Though the right of set-off did not exist at common law, equity has long recognized it. Clark, Set-Off in Case of Immature Claims in Insolvency and Receivership, 34 Harv.L.Rev. 178, 179 (1920). A common application of set-off occurs when a depositor is indebted to his bank, the bank is declared insolvent, and the depositor’s account balance is set off against his indebtedness to the bank. See 3 Clark on Receivers § 661(d) (3rd ed. 1959). Such a set-off is allowed under the National Bank Act, so that only the balance of the debt after set-off is considered an asset of the insolvent bank. Scott v. Armstrong, 146 U.S. 499, 13 S.Ct. 148, 36 L.Ed. 1059 (1892). The claim of Mademoiselle in our case would come squarely within that rule were it not for the sale and assignment to Union of the 80% participation in Mademoiselle’s promissory note.

Appellant argues that the partial assignment to Union deprives the debts between Mademoiselle and SFNB of their mutuality. While it is generally true that a separate debt cannot be set off against a joint demand, insolvency may give rise to circumstances that work against the strict application of that rule. The usual case is one in which the depository bank pledges the depositor’s note to another bank as collateral for the depository bank’s own note. Subsequently, the depository bank becomes insolvent.
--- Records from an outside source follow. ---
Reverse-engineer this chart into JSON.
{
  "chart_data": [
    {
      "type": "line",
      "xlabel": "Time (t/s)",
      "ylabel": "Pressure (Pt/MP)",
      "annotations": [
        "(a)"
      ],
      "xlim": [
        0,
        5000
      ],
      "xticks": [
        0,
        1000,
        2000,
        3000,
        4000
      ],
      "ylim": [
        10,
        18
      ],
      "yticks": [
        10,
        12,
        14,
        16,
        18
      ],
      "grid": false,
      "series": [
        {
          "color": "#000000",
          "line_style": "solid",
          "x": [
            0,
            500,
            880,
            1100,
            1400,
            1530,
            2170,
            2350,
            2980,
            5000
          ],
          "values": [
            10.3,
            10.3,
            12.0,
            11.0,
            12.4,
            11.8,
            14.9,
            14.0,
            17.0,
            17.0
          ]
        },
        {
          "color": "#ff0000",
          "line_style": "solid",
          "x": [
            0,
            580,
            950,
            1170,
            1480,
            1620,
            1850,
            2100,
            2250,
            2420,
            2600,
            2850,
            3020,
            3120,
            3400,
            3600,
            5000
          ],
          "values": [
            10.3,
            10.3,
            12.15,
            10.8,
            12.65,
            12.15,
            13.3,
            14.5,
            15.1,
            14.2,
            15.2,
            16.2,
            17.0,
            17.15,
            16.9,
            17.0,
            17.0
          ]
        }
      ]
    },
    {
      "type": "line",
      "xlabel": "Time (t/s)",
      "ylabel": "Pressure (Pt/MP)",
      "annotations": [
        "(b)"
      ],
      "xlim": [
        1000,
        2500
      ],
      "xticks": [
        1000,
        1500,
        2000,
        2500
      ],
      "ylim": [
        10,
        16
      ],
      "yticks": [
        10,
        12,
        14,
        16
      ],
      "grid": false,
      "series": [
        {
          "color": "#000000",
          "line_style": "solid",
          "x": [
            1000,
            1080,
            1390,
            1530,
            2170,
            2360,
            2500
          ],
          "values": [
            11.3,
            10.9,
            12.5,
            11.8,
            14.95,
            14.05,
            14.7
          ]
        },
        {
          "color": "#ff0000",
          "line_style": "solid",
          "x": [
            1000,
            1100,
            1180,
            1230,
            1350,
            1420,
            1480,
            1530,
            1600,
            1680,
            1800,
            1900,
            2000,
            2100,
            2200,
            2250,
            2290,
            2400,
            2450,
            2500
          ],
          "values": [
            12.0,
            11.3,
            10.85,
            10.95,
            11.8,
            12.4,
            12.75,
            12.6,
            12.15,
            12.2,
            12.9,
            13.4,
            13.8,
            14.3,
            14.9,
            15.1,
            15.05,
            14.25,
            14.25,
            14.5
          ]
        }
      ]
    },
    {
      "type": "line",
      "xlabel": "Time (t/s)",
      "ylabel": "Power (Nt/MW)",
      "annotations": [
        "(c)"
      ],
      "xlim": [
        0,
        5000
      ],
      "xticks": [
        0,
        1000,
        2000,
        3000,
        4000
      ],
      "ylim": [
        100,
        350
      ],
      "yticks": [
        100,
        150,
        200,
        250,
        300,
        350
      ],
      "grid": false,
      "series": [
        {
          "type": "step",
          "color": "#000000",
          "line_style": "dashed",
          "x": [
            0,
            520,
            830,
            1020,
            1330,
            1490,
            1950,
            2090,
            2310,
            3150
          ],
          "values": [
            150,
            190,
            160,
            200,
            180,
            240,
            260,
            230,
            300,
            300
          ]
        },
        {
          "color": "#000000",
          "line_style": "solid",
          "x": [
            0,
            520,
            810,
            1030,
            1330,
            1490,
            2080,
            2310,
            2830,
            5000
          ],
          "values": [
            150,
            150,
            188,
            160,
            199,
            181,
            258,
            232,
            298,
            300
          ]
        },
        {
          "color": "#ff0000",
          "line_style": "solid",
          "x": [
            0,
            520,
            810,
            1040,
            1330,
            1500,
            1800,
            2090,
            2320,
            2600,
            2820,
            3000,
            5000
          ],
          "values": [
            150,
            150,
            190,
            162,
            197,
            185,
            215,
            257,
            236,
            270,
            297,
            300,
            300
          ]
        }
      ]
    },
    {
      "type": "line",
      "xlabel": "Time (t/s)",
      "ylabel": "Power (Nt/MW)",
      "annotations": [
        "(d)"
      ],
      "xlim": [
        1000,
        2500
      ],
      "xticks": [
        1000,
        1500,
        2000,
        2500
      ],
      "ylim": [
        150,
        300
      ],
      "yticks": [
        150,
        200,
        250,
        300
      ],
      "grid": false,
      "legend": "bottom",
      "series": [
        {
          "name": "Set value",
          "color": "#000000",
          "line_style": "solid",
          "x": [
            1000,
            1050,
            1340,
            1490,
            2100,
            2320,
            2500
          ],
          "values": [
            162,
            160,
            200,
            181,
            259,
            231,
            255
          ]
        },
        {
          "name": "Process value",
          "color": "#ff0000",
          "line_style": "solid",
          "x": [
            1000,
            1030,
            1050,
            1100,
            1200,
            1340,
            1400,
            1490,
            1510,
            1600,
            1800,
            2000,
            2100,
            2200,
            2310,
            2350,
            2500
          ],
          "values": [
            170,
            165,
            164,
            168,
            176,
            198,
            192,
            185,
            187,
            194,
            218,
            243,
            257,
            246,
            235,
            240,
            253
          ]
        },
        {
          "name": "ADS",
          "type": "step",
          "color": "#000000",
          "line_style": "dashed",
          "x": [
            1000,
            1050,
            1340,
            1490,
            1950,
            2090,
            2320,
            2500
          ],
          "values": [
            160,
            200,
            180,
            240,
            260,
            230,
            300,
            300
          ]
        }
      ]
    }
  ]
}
If the receiver then pays off the depository bank’s note and receives back the depositor’s note, the depositor is entitled to set off his deposit against his note. Clute v. Warner, 8 App.Div. 40, 40 N.Y.S. 392 (1896). Or if the depositor pays the pledgee directly, he is then entitled to full repayment from the receiver in the amount of his deposit. Hall v. Burrell, 22 Colo.App. 278, 124 P. 751 (1912). As was stated by the court in People ex rel. Nelson v. Bank of Harvey, 273 Ill.App. 56 (1933) :

“It has long been the settled rule that a depositor indebted to a bank which is closed on account of insolvency, may reduce his indebtedness by setting off his deposit, [citations omitted]. There is no controversy as to this rule of law, but the receiver contends that when the Bank of Harvey pledged the promissory notes, including the petitioner’s to the First National Bank as collateral, to secure the payment of its indebtedness to the First National Bank, the notes passed to and became the property of the First National Bank, and that since they were possessed and owned by the First National Bank at the time the Bank of Harvey failed, the petitioner, who subsequently paid his note to the First National Bank, was not entitled to have the note reduced by setting off his deposit.
* * *
“ * * * in the case at bar a number of the makers of the pledged notes were allowed to set off the amount of their deposits in reduction of their respective notes. And we think the fact that petitioner had paid his note to the First National Bank, while makers of others of the pledged notes had not done so, ought not to prejudice him. * *. * But the equities of the case are that when petitioner paid $5,000 to the First National Bank, the indebtedness of the Bank of Harvey to the First National Bank was thereby reduced by $5,000, which necessarily increased the assets of the Bank of Harvey the same amount.
“Petitioner having by his payment of $5,000 increased the assets of the bank in the hands of the receiver to that amount ought in equity and good conscience, under the law, to be allowed the amount of his deposit at the time the bank closed.” 273 Ill.App. at 58, 59-60.

To the same effect, see Becker v. Seymour, 71 Minn. 394, 73 N.W. 1096 (1898). The fact that the note is pledged does not deprive the depositor of his right to a set-off.